La situazione in Kuwait è completamente diversa da quel che sta accadendo negli altri Paesi del Golfo, come gli EAU e l’Arabia Saudita. La posizione del Kuwait è, ufficialmente e pubblicamente, ancora salda a sostegno della causa palestinese e rifiuta la corsa alla normalizzazione con l’occupazione israeliana, nella quale altri Paesi sono invece coinvolti. Ciò indubbiamente è dovuto al fatto che il Kuwait ha una vita democratica relativamente vivace, con libertà accessibili ai cittadini e alla società civile, le quali forniscono riparo ai poteri decisionali che devono affrontare le pressioni esterne di coloro che vogliono trascinarli verso la normalizzazione con Israele.

Allontanandosi dal Golfo, il Sudan è decisamente nella lista a favore della normalizzazione; questo è divenuto evidente quando il comandante militare di transizione del Paese, Abdel Fattah Al-Burhan, ha incontrato segretamente Netanyahu in Uganda, a febbraio, una mossa che ha fatto arrabbiare la maggioranza dei sudanesi. Il governo di Khartoum viene ricattato perché accetti la normalizzazione, con la promessa che sanzioni e stratagemmi simili vengano revocati se essa verrà portata avanti.
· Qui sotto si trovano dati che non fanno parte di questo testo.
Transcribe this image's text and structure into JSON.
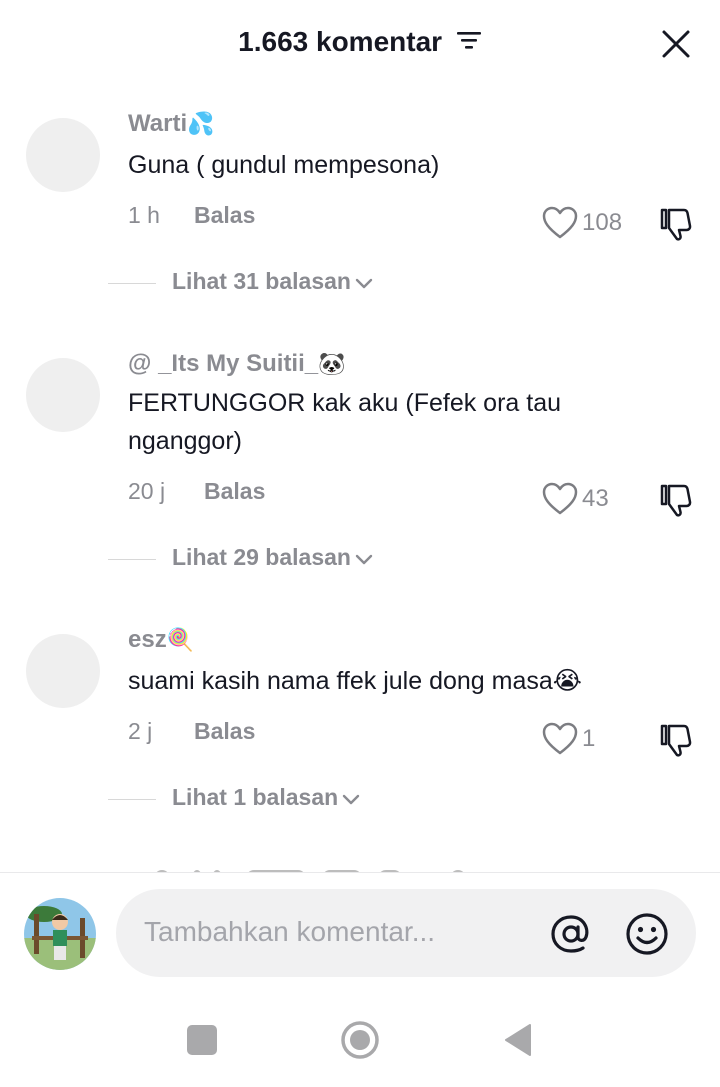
{
  "header": {
    "title": "1.663 komentar",
    "filter_icon": "filter-lines-icon",
    "close_icon": "close-x-icon"
  },
  "comments": [
    {
      "username": "Warti",
      "username_emoji": "💦",
      "text": "Guna ( gundul mempesona)",
      "time": "1 h",
      "reply_label": "Balas",
      "likes": "108",
      "view_replies": "Lihat 31 balasan"
    },
    {
      "username": "@ _Its My Suitii_",
      "username_emoji": "🐼",
      "text": "FERTUNGGOR kak aku (Fefek ora tau nganggor)",
      "time": "20 j",
      "reply_label": "Balas",
      "likes": "43",
      "view_replies": "Lihat 29 balasan"
    },
    {
      "username": "esz",
      "username_emoji": "🍭",
      "text": "suami kasih nama ffek jule dong masa😭",
      "time": "2 j",
      "reply_label": "Balas",
      "likes": "1",
      "view_replies": "Lihat 1 balasan"
    }
  ],
  "composer": {
    "placeholder": "Tambahkan komentar...",
    "mention_icon": "at-sign-icon",
    "emoji_icon": "smiley-icon"
  },
  "nav": {
    "recents_icon": "square-icon",
    "home_icon": "circle-icon",
    "back_icon": "triangle-back-icon"
  },
  "colors": {
    "primary_text": "#161823",
    "secondary_text": "#8a8b91",
    "input_bg": "#f1f1f2",
    "avatar_placeholder": "#efefef"
  }
}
Gli avvoltoi stanno volando in cerchio mentre gli Stati Uniti ed i loro alleati regionali cercano di persuadere il Sudan a normalizzare le relazioni con lo stato di occupazione in cambio di aiuto per alleviare le difficoltà economiche e politiche nel paese gestito da un governo di transizione non eletto.

Tuttavia, le crisi di Khartoum sono divenute ancor più complicate da quando vi è stato l’incontro Burhan-Netanyahu, mentre i Paesi arabi che puntano sulla strada della normalizzazione, Egitto e Giordania, si sono ancor più impoverite, con problemi economici ormai cronici. Le promesse di prosperità che hanno preceduto la firma dei loro accordi con gli israeliani nei decenni scorsi non sono state mantenute.

La leadership israeliana sta palesemente agendo come rappresentante dell’America nella regione, con il governo di Netanyahu che funge da portiere della Casa Bianca. Questo sembra invitante per il Sudan, che vuole essere rimosso dalla lista dei paesi che “promuovono il terrorismo” alleviando così la sua crisi economica. I dittatori in altre parti del Medio Oriente, nel frattempo, vogliono semplicemente rimanere sui loro troni ancora più a lungo, nonostante il costo politico per i loro Paesi.

Questa scivolata in accelerazione a favore dello stato di occupazione israeliano non si basa su una “cultura di pace”, come sostiene la propaganda ingannevole; infatti questi capitali sono utilizzati per mantenere le tirannie interne ed altri aspri conflitti su molti fronti. I falsi sorrisi e le strette di mano fanno da sfondo ai tentativi di formare un nuovo asse di conflitto nella regione che conferisce alle forze armate israeliane lo status di indomabilità sulle rovine dell’ormai dimenticato “processo di pace in Medio Oriente”.